Desde que entraram em estúdio, a banda disse que seria uma “volta ao básico”. Bem, digamos que é uma volta ao som mais direto, pulsante, calcado realmente na capacidade de três músicos (mais um tecladista ao vivo) de fazerem os falantes do seu aparelho de som e fones de ouvido saltarem com força, mantendo sempre um ritmo empolgante. Ou seja, o som que fez a banda ser amplamente reconhecida com Absolution (2003) e Black Holes and Revelations, mas que ficou diluído em baladas, experimentação eletrônica e orquestração nos dois últimos discos. Contudo, os elementos eletrônicos continuam presentes, assim como as orquestrações, mas em menor quantidade. Vale ressaltar que o riff de “Psycho” data de improvisos ao vivo feitos pelo grupo desde 1999.

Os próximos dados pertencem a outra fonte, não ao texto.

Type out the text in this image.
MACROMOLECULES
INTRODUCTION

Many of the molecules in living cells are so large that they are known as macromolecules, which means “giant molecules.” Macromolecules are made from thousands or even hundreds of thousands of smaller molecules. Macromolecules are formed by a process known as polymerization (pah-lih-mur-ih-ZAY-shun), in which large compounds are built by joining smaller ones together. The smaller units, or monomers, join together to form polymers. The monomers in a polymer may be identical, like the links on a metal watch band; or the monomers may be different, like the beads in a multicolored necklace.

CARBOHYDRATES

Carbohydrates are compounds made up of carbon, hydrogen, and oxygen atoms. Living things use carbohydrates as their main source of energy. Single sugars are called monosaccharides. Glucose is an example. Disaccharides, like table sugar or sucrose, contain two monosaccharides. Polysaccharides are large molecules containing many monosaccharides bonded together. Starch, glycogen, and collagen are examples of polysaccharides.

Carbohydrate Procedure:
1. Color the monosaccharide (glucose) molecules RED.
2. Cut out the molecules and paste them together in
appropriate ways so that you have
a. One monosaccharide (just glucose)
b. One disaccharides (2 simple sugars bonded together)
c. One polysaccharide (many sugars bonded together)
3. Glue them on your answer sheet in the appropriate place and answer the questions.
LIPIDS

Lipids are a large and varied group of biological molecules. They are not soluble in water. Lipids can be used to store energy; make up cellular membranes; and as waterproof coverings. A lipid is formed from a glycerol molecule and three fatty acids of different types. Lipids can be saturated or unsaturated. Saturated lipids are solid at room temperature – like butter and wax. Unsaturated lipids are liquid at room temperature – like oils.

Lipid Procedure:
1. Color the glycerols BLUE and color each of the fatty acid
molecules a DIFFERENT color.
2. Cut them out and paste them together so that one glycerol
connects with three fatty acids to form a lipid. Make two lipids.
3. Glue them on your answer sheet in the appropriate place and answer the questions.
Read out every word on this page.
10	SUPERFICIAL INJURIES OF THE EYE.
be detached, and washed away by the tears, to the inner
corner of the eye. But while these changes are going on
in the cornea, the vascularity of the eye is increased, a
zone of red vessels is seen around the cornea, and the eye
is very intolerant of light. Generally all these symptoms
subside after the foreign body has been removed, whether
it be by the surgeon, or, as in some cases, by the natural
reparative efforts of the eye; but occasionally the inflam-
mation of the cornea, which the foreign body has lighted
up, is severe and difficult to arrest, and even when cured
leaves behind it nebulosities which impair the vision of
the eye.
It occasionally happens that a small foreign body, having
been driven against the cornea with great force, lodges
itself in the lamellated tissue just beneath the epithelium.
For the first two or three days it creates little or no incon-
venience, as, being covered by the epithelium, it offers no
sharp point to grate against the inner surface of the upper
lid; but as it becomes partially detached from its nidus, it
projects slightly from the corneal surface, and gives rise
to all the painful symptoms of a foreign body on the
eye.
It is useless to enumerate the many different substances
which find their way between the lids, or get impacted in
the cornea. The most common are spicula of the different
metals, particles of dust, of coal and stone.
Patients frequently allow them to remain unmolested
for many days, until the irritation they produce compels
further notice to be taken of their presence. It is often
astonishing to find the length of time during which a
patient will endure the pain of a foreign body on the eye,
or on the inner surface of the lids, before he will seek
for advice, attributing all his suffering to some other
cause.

Drones não é o melhor disco dos ingleses e nem o mais criativo (soando até meio frio em alguns momentos), mas é seguramente o álbum mais pesado e que resgata a posição de banda vigorosa. Se não fosse o alarmismo com que denuncia a lavagem cerebral que pode transformar toda a humanidade em marionetes, esse disco poderia até mesmo virar um bastião do pop com conteúdo. Mas no frigir dos ovos, o senso de espetáculo ainda é maior do que a seriedade da denúncia.